Lutou muito, mas o seu pequeno corpo não aguentou.
"Onde está a Eva?" perguntei, a minha voz era um sussurro rouco.
Eva, a irmã gémea de Pedro, era a pediatra chefe neste hospital.
Ela prometeu-nos que cuidaria pessoalmente do Tiago.
Pedro apertou a minha mão com mais força.
"Ela está ocupada, Sofia. Houve um grande acidente de autocarro. Ela está a salvar outras crianças."
As suas palavras não faziam sentido.
Salvar outras crianças? E o nosso filho? O sobrinho dela?
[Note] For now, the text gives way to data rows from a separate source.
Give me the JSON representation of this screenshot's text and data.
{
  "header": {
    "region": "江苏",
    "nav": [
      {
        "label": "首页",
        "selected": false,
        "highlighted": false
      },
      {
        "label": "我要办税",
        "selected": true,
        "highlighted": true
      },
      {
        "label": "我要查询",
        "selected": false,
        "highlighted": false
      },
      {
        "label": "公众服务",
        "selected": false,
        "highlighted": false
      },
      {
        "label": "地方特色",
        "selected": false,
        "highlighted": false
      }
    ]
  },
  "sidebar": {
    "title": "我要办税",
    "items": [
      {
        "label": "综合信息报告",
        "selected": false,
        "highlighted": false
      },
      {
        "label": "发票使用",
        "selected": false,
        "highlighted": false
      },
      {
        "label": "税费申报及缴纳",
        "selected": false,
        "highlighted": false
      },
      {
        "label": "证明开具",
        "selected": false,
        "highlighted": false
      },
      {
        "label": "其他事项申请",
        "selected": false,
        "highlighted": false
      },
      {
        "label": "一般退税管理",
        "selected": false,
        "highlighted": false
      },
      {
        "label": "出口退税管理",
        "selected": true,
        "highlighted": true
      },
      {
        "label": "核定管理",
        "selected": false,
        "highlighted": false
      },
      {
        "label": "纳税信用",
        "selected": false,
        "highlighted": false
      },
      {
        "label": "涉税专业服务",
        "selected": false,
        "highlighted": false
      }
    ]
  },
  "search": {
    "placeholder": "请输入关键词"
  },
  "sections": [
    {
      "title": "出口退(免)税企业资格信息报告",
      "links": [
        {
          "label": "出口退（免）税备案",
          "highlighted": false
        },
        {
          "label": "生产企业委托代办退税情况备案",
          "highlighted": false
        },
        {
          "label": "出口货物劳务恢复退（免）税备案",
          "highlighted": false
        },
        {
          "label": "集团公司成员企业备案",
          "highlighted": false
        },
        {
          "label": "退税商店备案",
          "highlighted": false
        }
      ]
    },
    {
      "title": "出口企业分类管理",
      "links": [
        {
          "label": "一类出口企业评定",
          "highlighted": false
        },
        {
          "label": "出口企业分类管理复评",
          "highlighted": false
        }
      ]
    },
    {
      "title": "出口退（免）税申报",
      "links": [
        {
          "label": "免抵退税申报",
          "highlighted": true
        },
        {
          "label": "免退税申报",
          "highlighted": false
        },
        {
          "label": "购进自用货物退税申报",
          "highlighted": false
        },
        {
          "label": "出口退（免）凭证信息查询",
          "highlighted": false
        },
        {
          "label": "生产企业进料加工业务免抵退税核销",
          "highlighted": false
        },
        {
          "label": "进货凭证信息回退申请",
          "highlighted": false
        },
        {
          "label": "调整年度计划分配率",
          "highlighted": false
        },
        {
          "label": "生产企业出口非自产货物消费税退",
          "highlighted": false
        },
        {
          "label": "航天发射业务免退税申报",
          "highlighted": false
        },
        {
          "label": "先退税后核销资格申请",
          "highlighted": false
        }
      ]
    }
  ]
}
Olhei para o rosto de Pedro, procurando qualquer sinal de que ele partilhava da minha confusão, da minha dor.
Mas o seu rosto estava em branco, como se ele estivesse a recitar um facto de um livro.
"Vamos para casa, Sofia. Precisas de descansar."
Ele puxou-me para cima, e eu segui-o como um autómato.
O caminho para casa foi silencioso.
A casa parecia vazia, assustadoramente silenciosa sem os bipes das máquinas do hospital a que me habituara na última semana.
Sentei-me no sofá, a olhar para o berço vazio no canto da sala.
Tínhamos montado dois berços, um para o Tiago e outro para o nosso futuro segundo filho.
Agora, ambos estavam vazios.
Pedro foi para a cozinha e voltou com um copo de água.
"Bebe isto."
Obedeci, a água fria a descer pela minha garganta seca.
O meu telemóvel tocou. Era um número desconhecido. Ignorei.
Tocou outra vez. E outra vez.
Na quarta vez, Pedro pegou no telemóvel da minha mão.
"Quem é?" perguntou ele, a sua voz irritada.
Houve uma pausa.
"Sim, sou o marido dela. O que quer?"
Ele ouviu por um momento, a sua expressão a mudar de irritação para algo que eu não conseguia identificar.
"Entendo. Obrigado por me informar."
Ele desligou e colocou o telemóvel na mesa.
"Quem era?" perguntei.
"Apenas um vendedor," disse ele, demasiado depressa.
Eu sabia que ele estava a mentir. O Pedro era péssimo a mentir.
"Pedro, diz-me a verdade."
Ele suspirou, passando a mão pelo cabelo.
"Era do banco. Sobre o empréstimo da empresa."
A empresa dele. A empresa que ele começou com o dinheiro que o meu pai nos deu como presente de casamento.
Estava a falhar. Eu sabia disso, embora ele tentasse esconder de mim.
"O que é que eles disseram?"
"Não é nada com que te devas preocupar agora, Sofia. Já temos o suficiente no nosso prato."
A sua evasão só alimentou a minha crescente sensação de pavor.
O meu filho estava morto. A empresa do meu marido estava a afundar-se. E a minha cunhada, a médica que deveria salvar o meu bebé, estava em parte incerta.
Uma onda de náusea percorreu-me. Corri para a casa de banho e vomitei.
Quando voltei, Pedro estava ao telefone.
A sua voz era baixa, mas eu conseguia ouvir a urgência nela.
"Eva, onde estás? Preciso de ti. A Sofia não está bem."
Houve uma longa pausa enquanto ele ouvia a resposta dela.
"Eu não me importo com o acidente! O teu sobrinho morreu! Precisamos de ti aqui!"
A sua voz subiu, cheia de uma angústia que eu não tinha visto antes.
"O quê? Como assim não podes vir? Que reunião é mais importante do que isto?"
Ele bateu com o punho na parede, deixando uma pequena mossa no gesso.
"Está bem. Está bem, faz o que tens de fazer."
Ele desligou, o seu rosto pálido e tenso.
"Ela não vem," disse ele, a sua voz desprovida de emoção. "Ela tem uma reunião importante com investidores para o novo centro de investigação do hospital."
Uma reunião.
O meu filho estava morto, e a irmã dele, a sua tia, tinha uma reunião.
Uma risada amarga escapou dos meus lábios.
"Claro que tem. O trabalho dela sempre veio primeiro."
Isto era um eco doloroso, a Eva sempre se preocupou mais com a sua carreira do que com qualquer outra coisa.
Sempre.
Pedro olhou para mim, os seus olhos finalmente a mostrarem uma centelha de dor partilhada.
"Sofia, eu sinto muito."
Mas as suas palavras chegaram demasiado tarde. A fenda entre nós já se tinha formado, e eu sabia, com uma certeza arrepiante, que só iria aumentar.